Twyford was sent to a detention center for six months when he was fourteen but again was returned to the home of his mother and stepfather, where he was beaten; he ran away again. When he was arrested once more, he was sent to a more secure detention center for eighteen months'. He has spent considerable time in both juvenile and adult detention facilities and has had a lifelong substance abuse problem. While in juvenile detention and prison, Twyford attempted suicide several times.
Most compelling and most relevant to the case, Twyford testified that he was raped in prison and that prison authorities did nothing to stop it or punish those involved.
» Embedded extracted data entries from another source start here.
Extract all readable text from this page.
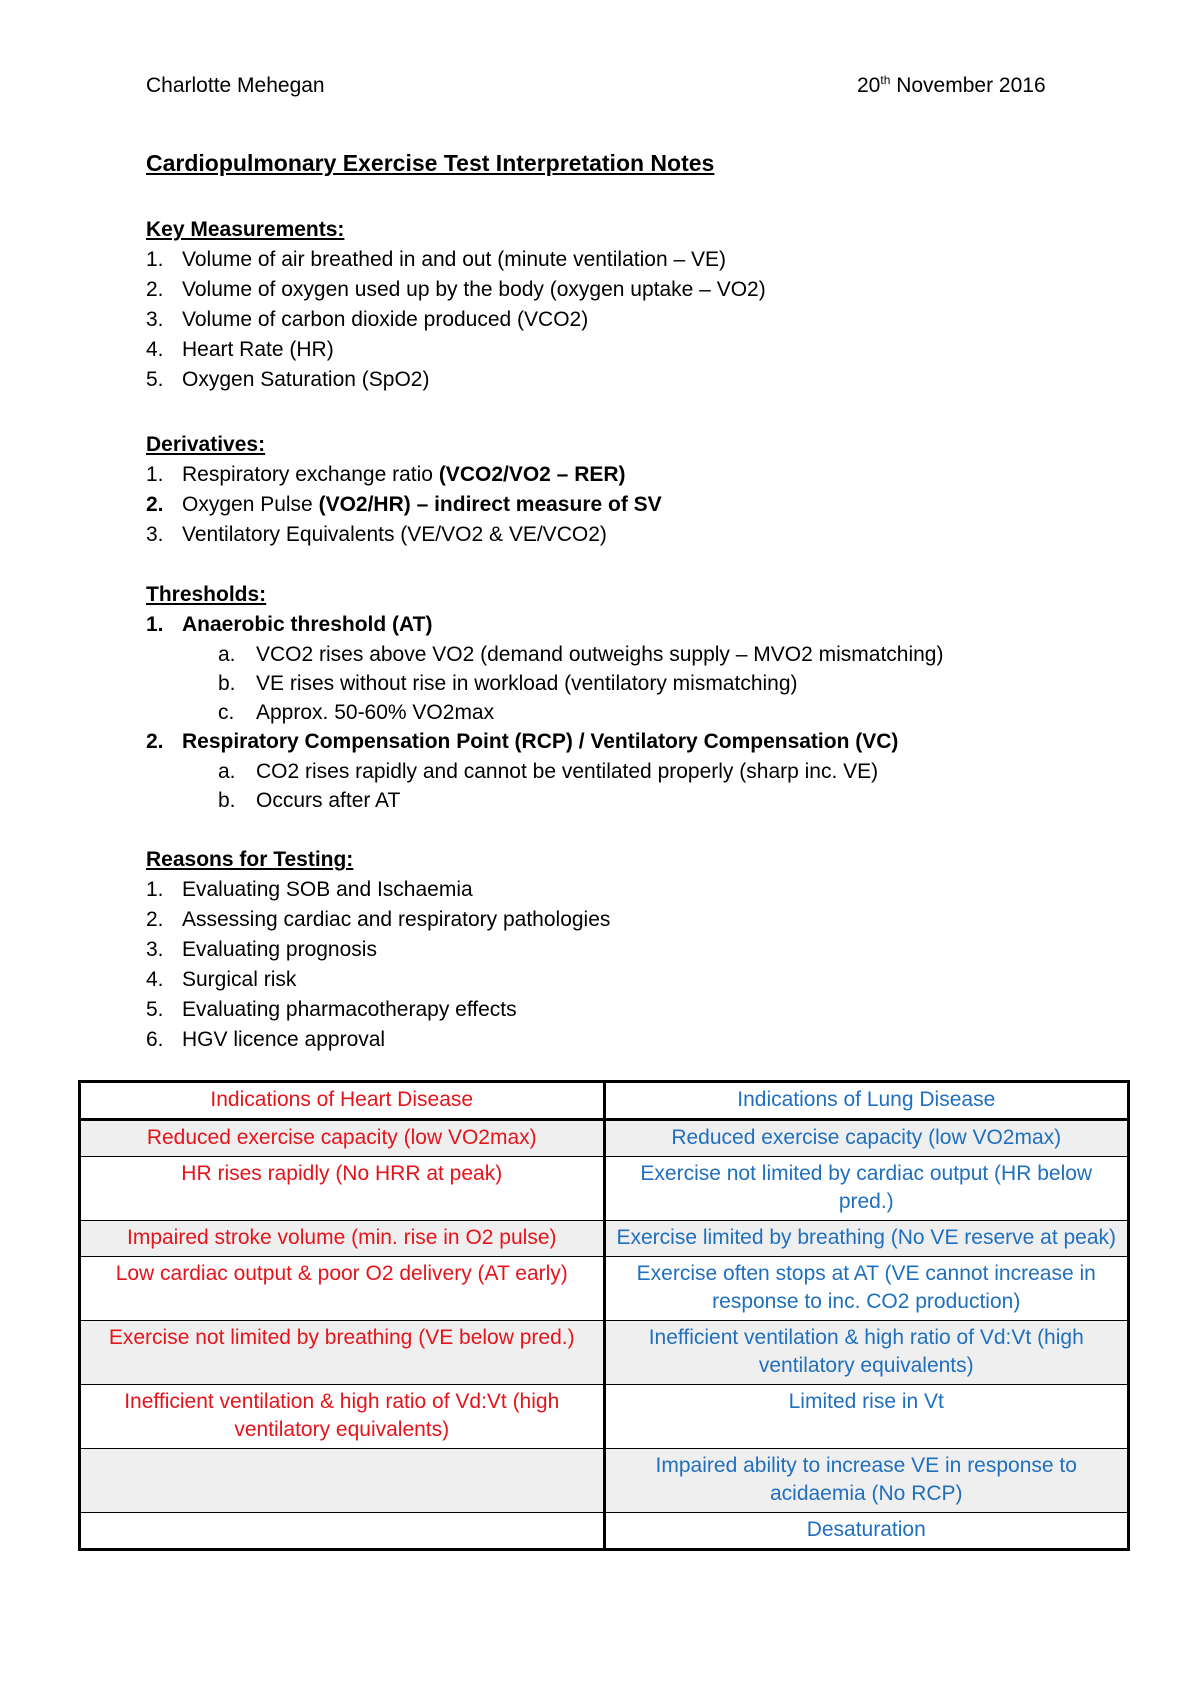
Charlotte Mehegan	20th November 2016
Cardiopulmonary Exercise Test Interpretation Notes
Key Measurements:
1. Volume of air breathed in and out (minute ventilation – VE)
2. Volume of oxygen used up by the body (oxygen uptake – VO2)
3. Volume of carbon dioxide produced (VCO2)
4. Heart Rate (HR)
5. Oxygen Saturation (SpO2)
Derivatives:
1. Respiratory exchange ratio (VCO2/VO2 – RER)
2. Oxygen Pulse (VO2/HR) – indirect measure of SV
3. Ventilatory Equivalents (VE/VO2 & VE/VCO2)
Thresholds:
1. Anaerobic threshold (AT)
a. VCO2 rises above VO2 (demand outweighs supply – MVO2 mismatching)
b. VE rises without rise in workload (ventilatory mismatching)
c.	Approx. 50-60% VO2max
2. Respiratory Compensation Point (RCP) / Ventilatory Compensation (VC)
a. CO2 rises rapidly and cannot be ventilated properly (sharp inc. VE)
b. Occurs after AT
Reasons for Testing:
1. Evaluating SOB and Ischaemia
2. Assessing cardiac and respiratory pathologies
3. Evaluating prognosis
4. Surgical risk
5. Evaluating pharmacotherapy effects
6. HGV licence approval
Indications of Heart Disease	Indications of Lung Disease
Reduced exercise capacity (low VO2max)	Reduced exercise capacity (low VO2max)
HR rises rapidly (No HRR at peak)	Exercise not limited by cardiac output (HR below pred.)
Impaired stroke volume (min. rise in O2 pulse)	Exercise limited by breathing (No VE reserve at peak)
Low cardiac output & poor O2 delivery (AT early)	Exercise often stops at AT (VE cannot increase in response to inc. CO2 production)
Exercise not limited by breathing (VE below pred.)	Inefficient ventilation & high ratio of Vd:Vt (high ventilatory equivalents)
Inefficient ventilation & high ratio of Vd:Vt (high ventilatory equivalents)	Limited rise in Vt
	Impaired ability to increase VE in response to acidaemia (No RCP)
	Desaturation
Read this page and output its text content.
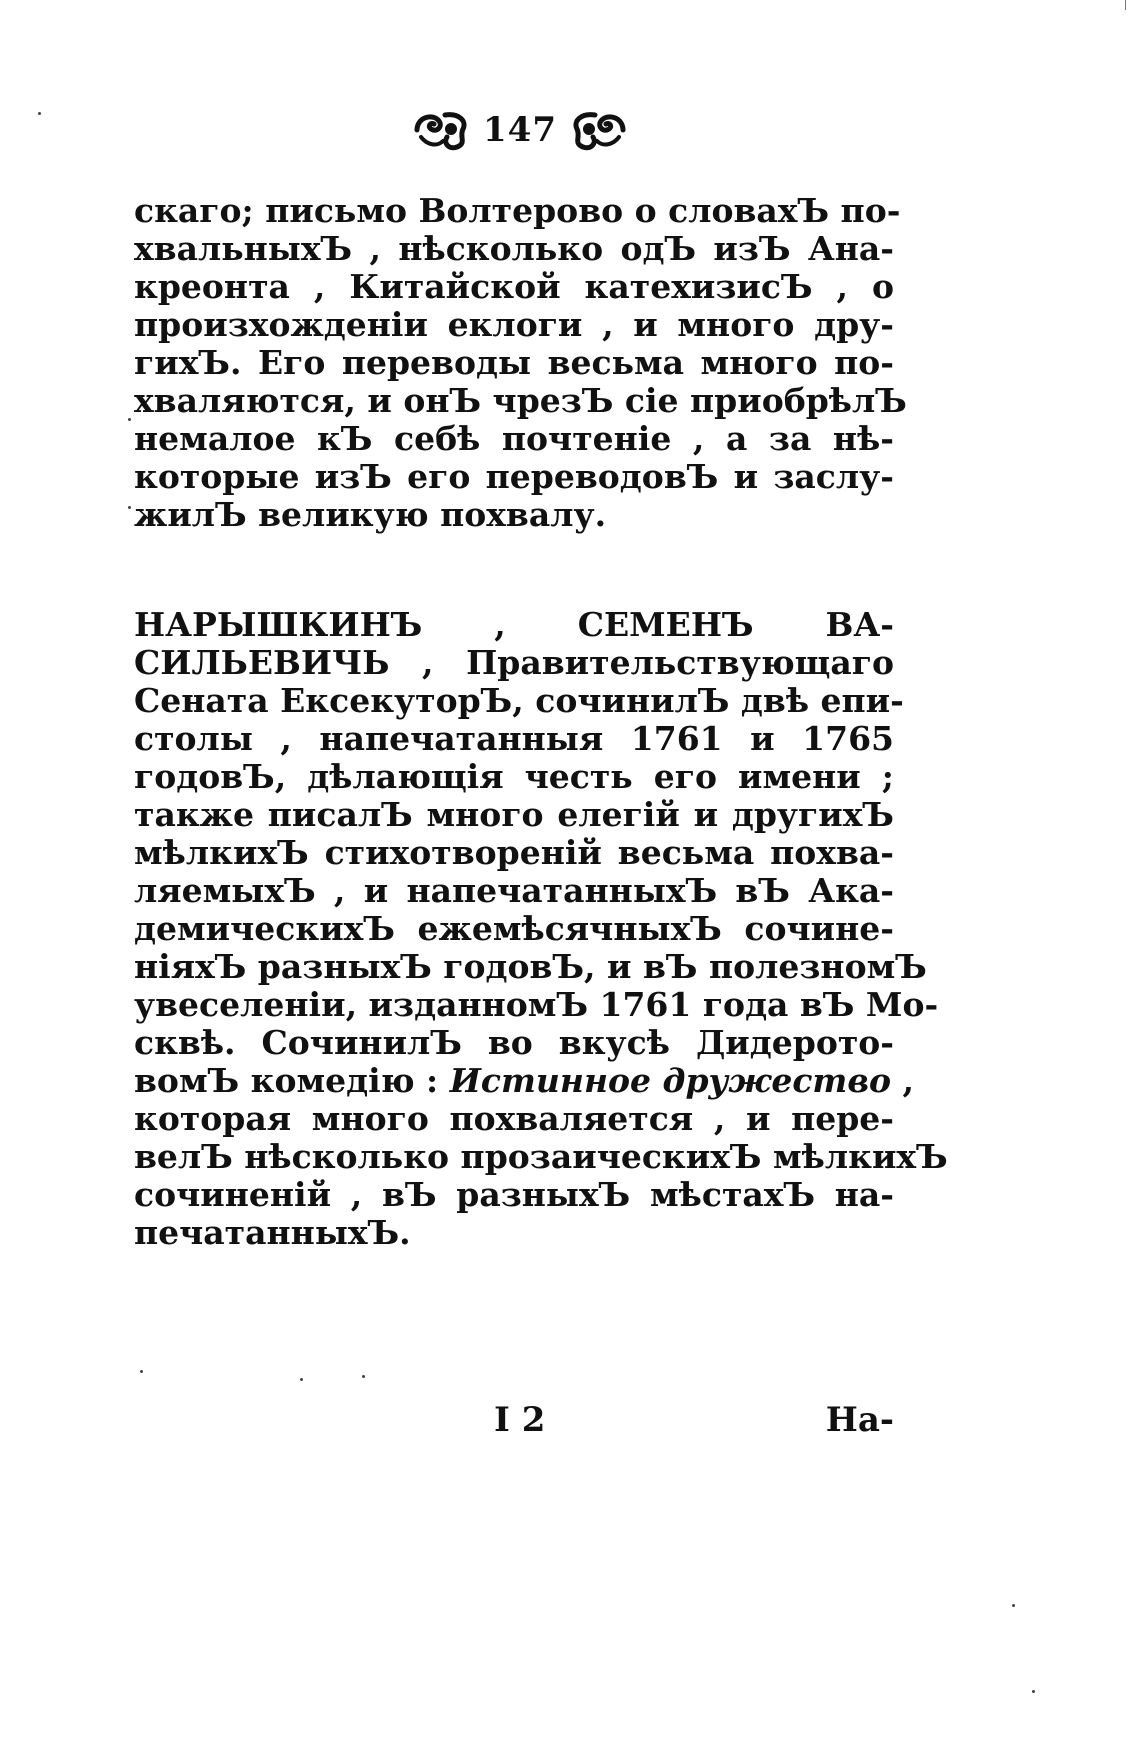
147
скаго; письмо Волтерово о словахЪ по-
хвальныхЪ , нѣсколько одЪ изЪ Ана-
креонта , Китайской катехизисЪ , о
произхожденіи еклоги , и много дру-
гихЪ. Его переводы весьма много по-
хваляются, и онЪ чрезЪ сіе приобрѣлЪ
немалое кЪ себѣ почтеніе , а за нѣ-
которые изЪ его переводовЪ и заслу-
жилЪ великую похвалу.
НАРЫШКИНЪ , СЕМЕНЪ ВА-
СИЛЬЕВИЧЬ , Правительствующаго
Сената ЕксекуторЪ, сочинилЪ двѣ епи-
столы , напечатанныя 1761 и 1765
годовЪ, дѣлающія честь его имени ;
также писалЪ много елегій и другихЪ
мѣлкихЪ стихотвореній весьма похва-
ляемыхЪ , и напечатанныхЪ вЪ Ака-
демическихЪ ежемѣсячныхЪ сочине-
ніяхЪ разныхЪ годовЪ, и вЪ полезномЪ
увеселеніи, изданномЪ 1761 года вЪ Мо-
сквѣ. СочинилЪ во вкусѣ Дидерото-
вомЪ комедію : Истинное дружество ,
которая много похваляется , и пере-
велЪ нѣсколько прозаическихЪ мѣлкихЪ
сочиненій , вЪ разныхЪ мѣстахЪ на-
печатанныхЪ.
I 2	На-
In the opinion of expert psychologist Dr. Gordon, based on Twyford’s past experiences, Twyford did not trust people and did not have faith in law enforcement authorities. Dr. Gordon testified that Twyford’s early childhood set him up to believe that people do not protect children and that because of his bad experiences with his own mother, his ex-wife, and Joyce, Twyford developed the attitude that he had to protect Joyce’s children. Dr. Gordon testified that Twyford believed that just as the men who had raped him in prison had not been punished, Franks would not be punished for raping Christina.
Twyford testified that he knew that Christina had some mental handicaps and knew that she had been raped in the past and had had a child. Twyford testified that he believed that he. had to be the protector of his girlfriend’s two children. Twyford also testified that he believed that when a woman is raped, it is the woman who goes on trial and not the man. Twyford believed that there was a good chance that Franks would not be punished.
Twyford denied that he was sexually active with the two girls but admitted that he had once playfully given the younger one a sucker bite on her neck in order to teach her a lesson after she had done the same to him. Moreover, Dr. Gordon testified that he believed that law enforcement officers might have unduly influenced or coerced the girls’ statements about Twyford’s reported sexual activity with them.
*372The majority holds that disclosure of the evidence regarding Twyford’s alleged sexual misconduct was probably inevitable at the penalty phase, given Twyford’s strong reliance on the claim that he had killed Franks because Franks had raped Christina. I disagree. In my view, there is no evidence to support this conclusion. The testimony of the witnesses was blatant hearsay and clearly inadmissible. The prosecution never put the mother, Joyce, or either child on the witness stand. Therefore, there is no way that this evidence could have been properly presented to a jury. In its hearsay form, there was no opportunity to cross-examine the alleged sources of the statements — the mother and the children — and no opportunity to test the credibility of the claims. These allegations dramatically altered the picture presented by the defense and, I believe, seriously impacted how the jury viewed mitigation.
In my view, it is very probable that the evidence confused the jurors and led them to conclude that Twyford was worthy of the worst form of punishment that our system permits: death. It was almost inevitable that this piece of damning evidence would transform the defendant in the jury’s eyes from a frustrated man seeking justice outside a system that had previously failed him to a pedophile who wanted to eliminate his competition.
With all of the evidence of mitigation and without hearing this damning evidence that was permitted due to the deficiencies of Twyford’s counsel, I believe that this jury would have chosen life imprisonment. Accordingly, I would find that Twyford’s counsel’s incompetence prejudiced his defense so as to deprive him of a fair trial. Strickland, 466 U.S. 668, 104 S.Ct. 2052, 80 L.Ed.2d 674.
For these reasons, therefore, I concur as to the majority’s affirmance of Twyford’s convictions but respectfully dissent from the majority’s decision to uphold the sentence of death. I would instead vacate the sentence of death and remand the cause for rehearing pursuant to R.C. 2929.06(B), which provides for the trial court to impanel a new jury for a new mitigation and sentencing hearing in which this evidence would be excluded.
Moyer, C.J., concurs in the foregoing opinion.